In the spring of 2016, MA conducted a campaign designed to pressure the Coca-Cola Company not to sponsor the Republican National Convention in Cleveland that summer. In a letter that was also signed by a number of other leftist organizations, MA and its co-signatories said: “Hate peddled [by Republicans] during this election cycle has been contributing to a disturbing rise in hate crimes.
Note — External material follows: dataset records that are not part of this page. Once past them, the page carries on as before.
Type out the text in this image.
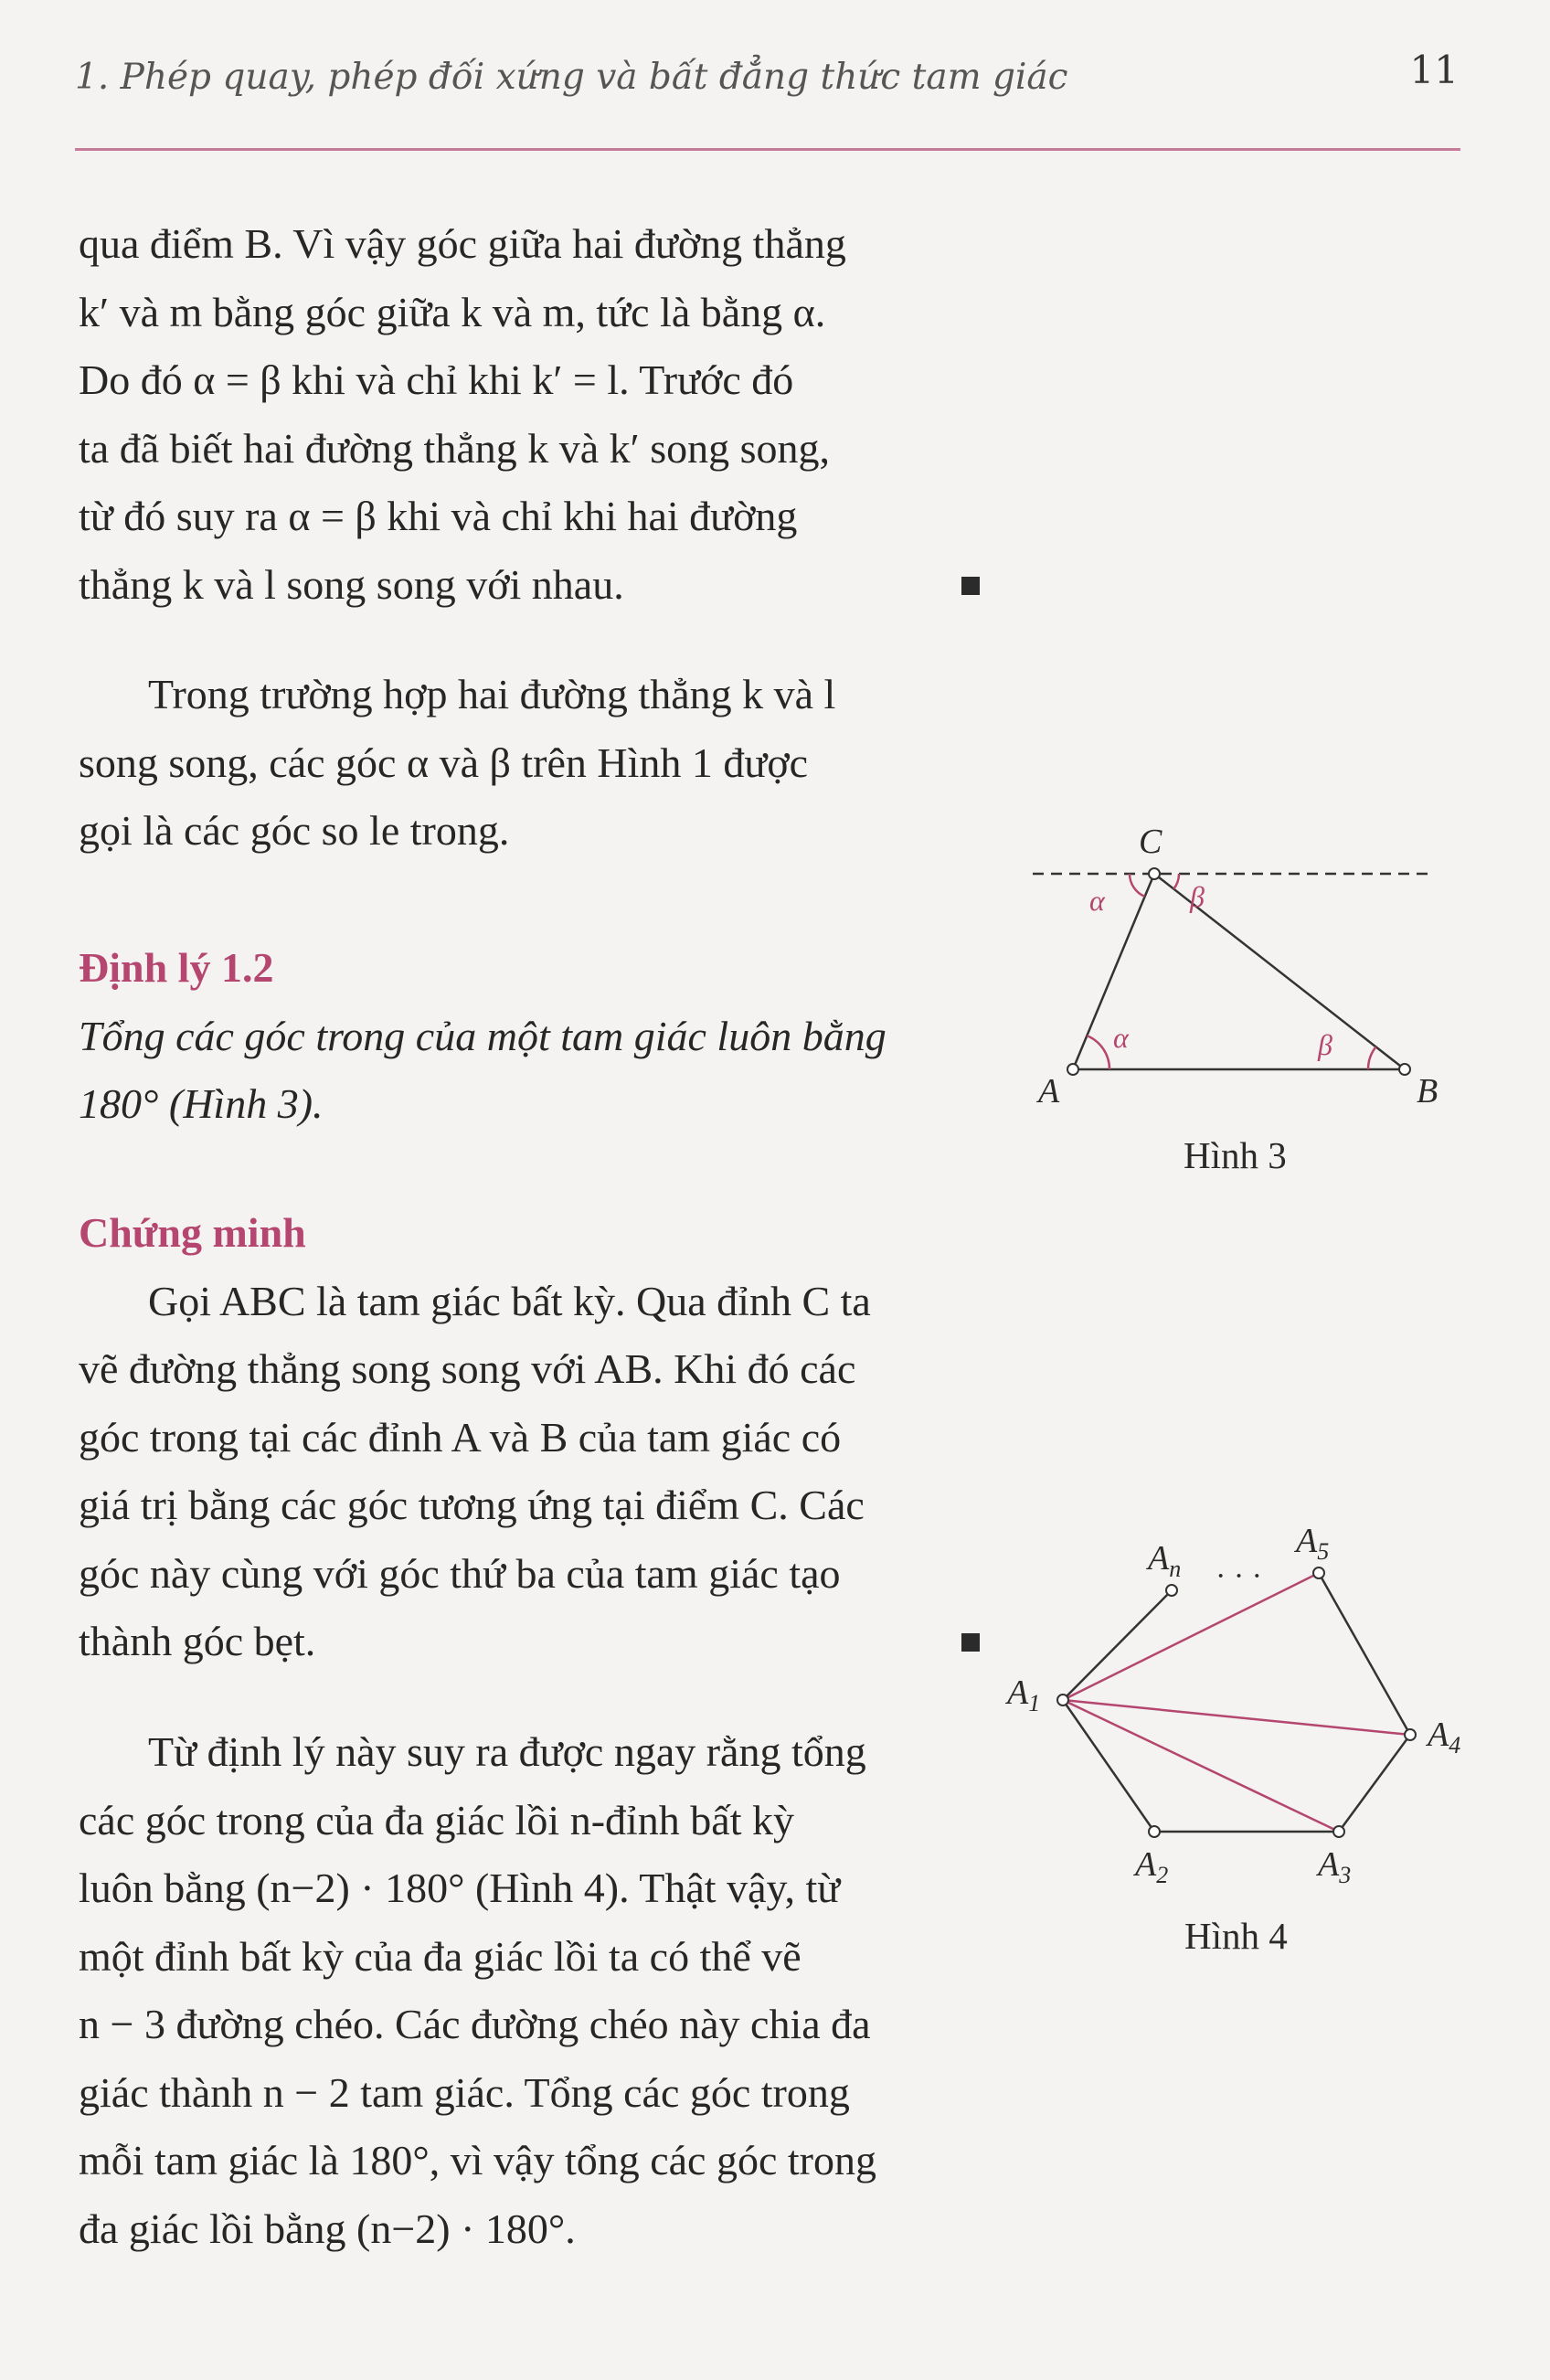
1. Phép quay, phép đối xứng và bất đẳng thức tam giác	11
qua điểm B. Vì vậy góc giữa hai đường thẳng
k′ và m bằng góc giữa k và m, tức là bằng α.
Do đó α = β khi và chỉ khi k′ = l. Trước đó
ta đã biết hai đường thẳng k và k′ song song,
từ đó suy ra α = β khi và chỉ khi hai đường
thẳng k và l song song với nhau.
Trong trường hợp hai đường thẳng k và l
song song, các góc α và β trên Hình 1 được
gọi là các góc so le trong.
Định lý 1.2
Tổng các góc trong của một tam giác luôn bằng
180° (Hình 3).
Chứng minh
Gọi ABC là tam giác bất kỳ. Qua đỉnh C ta
vẽ đường thẳng song song với AB. Khi đó các
góc trong tại các đỉnh A và B của tam giác có
giá trị bằng các góc tương ứng tại điểm C. Các
góc này cùng với góc thứ ba của tam giác tạo
thành góc bẹt.
Từ định lý này suy ra được ngay rằng tổng
các góc trong của đa giác lồi n-đỉnh bất kỳ
luôn bằng (n−2) · 180° (Hình 4). Thật vậy, từ
một đỉnh bất kỳ của đa giác lồi ta có thể vẽ
n − 3 đường chéo. Các đường chéo này chia đa
giác thành n − 2 tam giác. Tổng các góc trong
mỗi tam giác là 180°, vì vậy tổng các góc trong
đa giác lồi bằng (n−2) · 180°.
C
A	B
α	β
α	β
Hình 3
$A_n$ · · ·
$A_5$
$A_1$
$A_4$
$A_2$	$A_3$
Hình 4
Corporations like Coca Cola have a responsibility to ensure their brand and resources are not used to fuel this hate and bigotry and divide our nation.”
When President-elect Donald Trump named retired U.S. Army Lieutenant General Michael Flynn as his White House National Security Adviser in November 2016, MA complained that Flynn’s “role in the Trump administration signals support for anti-Muslim policies and sentiment that will undermine our nation’s security and exacerbate an already unsafe climate for Muslims and all Americans.” Specifically, MA complained that “Flynn has referred to Islam as ‘a cancer’ and has called Islam a ‘political ideology,’ and disputed whether the faith of over 1.6 billion people is a religion.”
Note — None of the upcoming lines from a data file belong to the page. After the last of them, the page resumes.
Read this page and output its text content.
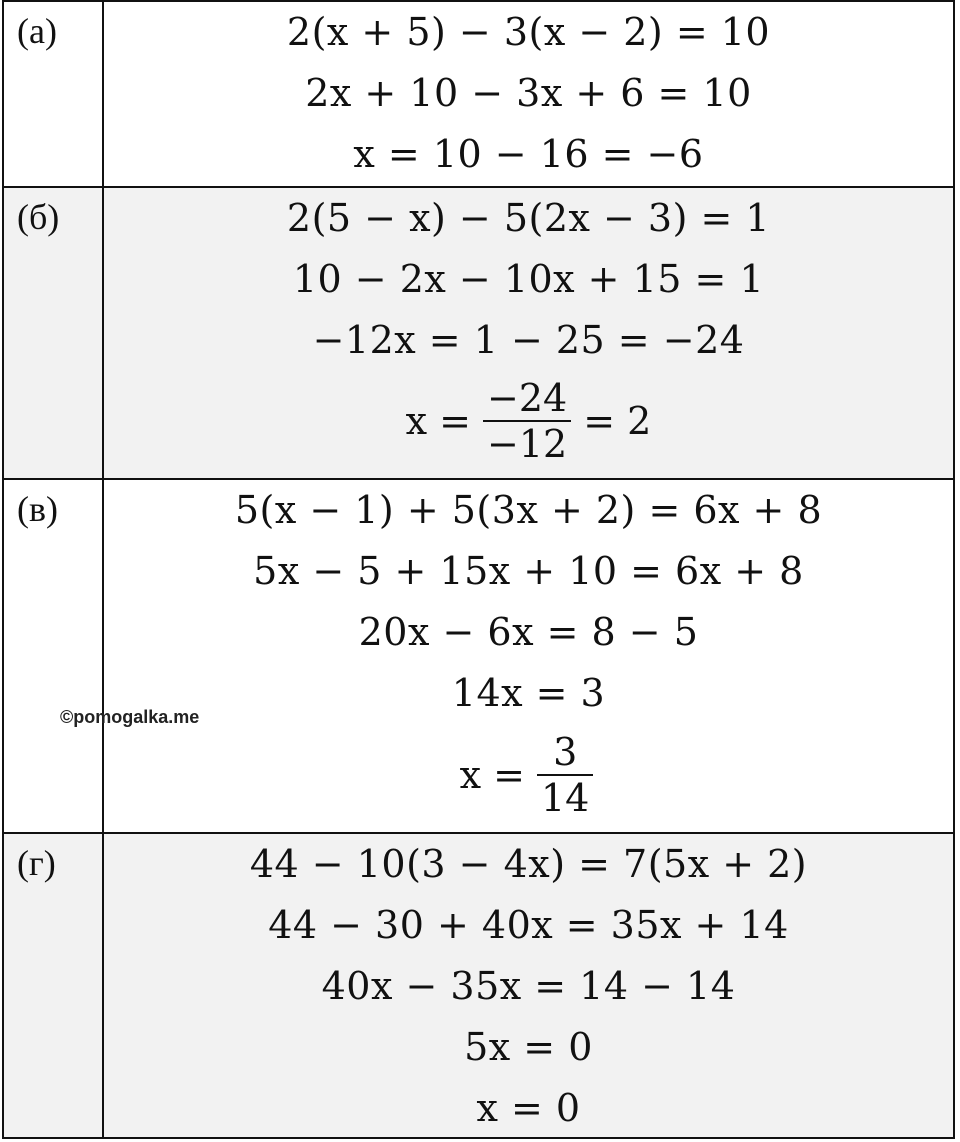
(а)	2(x + 5) − 3(x − 2) = 10
2x + 10 − 3x + 6 = 10
x = 10 − 16 = −6
(б)	2(5 − x) − 5(2x − 3) = 1
10 − 2x − 10x + 15 = 1
−12x = 1 − 25 = −24
$x = \frac{-24}{-12} = 2$
(в)	5(x − 1) + 5(3x + 2) = 6x + 8
5x − 5 + 15x + 10 = 6x + 8
20x − 6x = 8 − 5
14x = 3
$x = \frac{3}{14}$
(г)	44 − 10(3 − 4x) = 7(5x + 2)
44 − 30 + 40x = 35x + 14
40x − 35x = 14 − 14
5x = 0
x = 0
©pomogalka.me
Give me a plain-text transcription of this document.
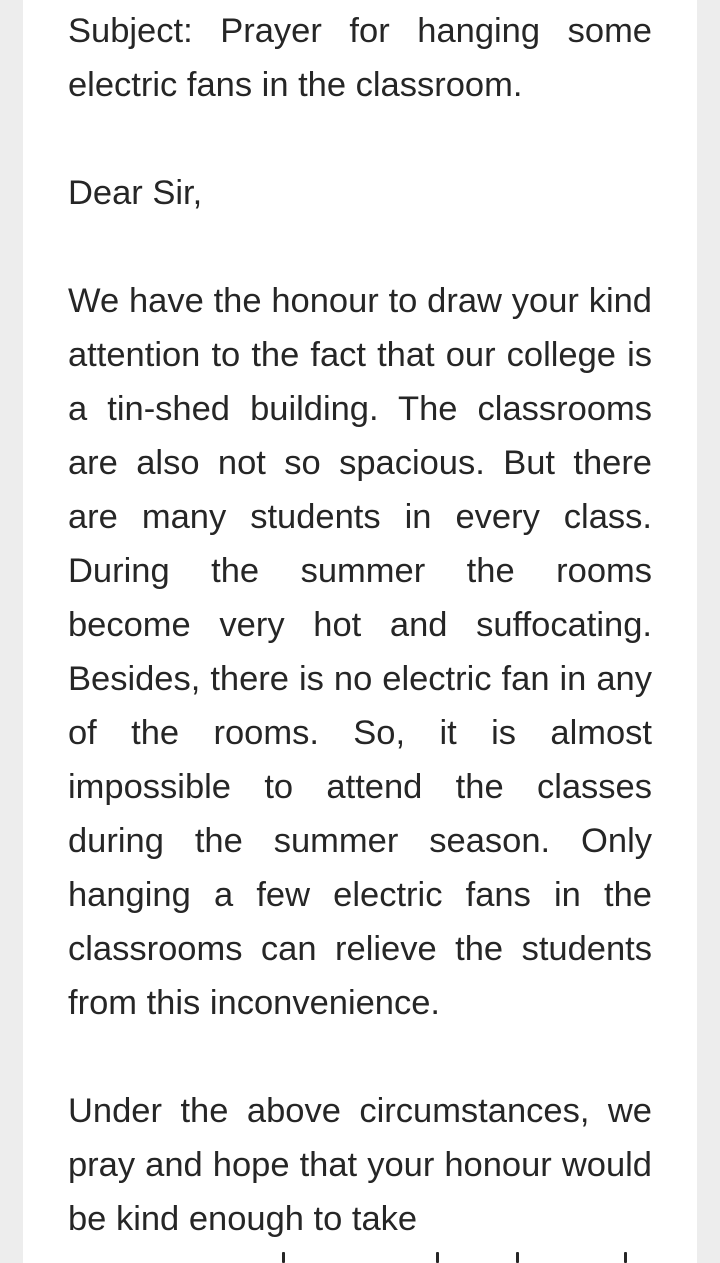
Subject: Prayer for hanging some electric fans in the classroom.

Dear Sir,

We have the honour to draw your kind attention to the fact that our college is a tin-shed building. The classrooms are also not so spacious. But there are many students in every class. During the summer the rooms become very hot and suffocating. Besides, there is no electric fan in any of the rooms. So, it is almost impossible to attend the classes during the summer season. Only hanging a few electric fans in the classrooms can relieve the students from this inconvenience.

Under the above circumstances, we pray and hope that your honour would be kind enough to take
On December 15, 2016, attorneys from MA and the Center for Constitutional Rights denounced “extremist Representative Peter King for his call to nationalize the fully discredited and unconstitutional NYPD Muslim surveillance program.” Said MA: “King, known for his far-right anti-Muslim statements, told reporters the U.S. needs to ‘lean forward’ in its fight against terrorism, presumably by targeting entire communities based on their religion.” Further, MA lamented “the ugly parallels between the targeting of Muslims in the post-9/11 era and the targeting of the Japanese in WWII, as well as other dangerous historical parallels.”
Farhana Khera has been MA’s executive director since the organization’s founding.
 Said the District Court: “[T]he Plaintiffs in this case have not alleged facts from which it can be plausibly inferred that they were targeted solely because of their religion. The more likely explanation for the surveillance was a desire to locate budding terrorist conspiracies. The most obvious reason for so concluding is that surveillance of the Muslim community began just after the attacks of September 11, 2001. The police could not have monitored New Jersey for Muslim terrorist activities without monitoring the Muslim community itself. While this surveillance Program may have had adverse effects upon the Muslim community after the Associated Press published its articles; the motive for the Program was not solely to discriminate against Muslims, but rather to find Muslim terrorists hiding among ordinary, law-abiding Muslims.”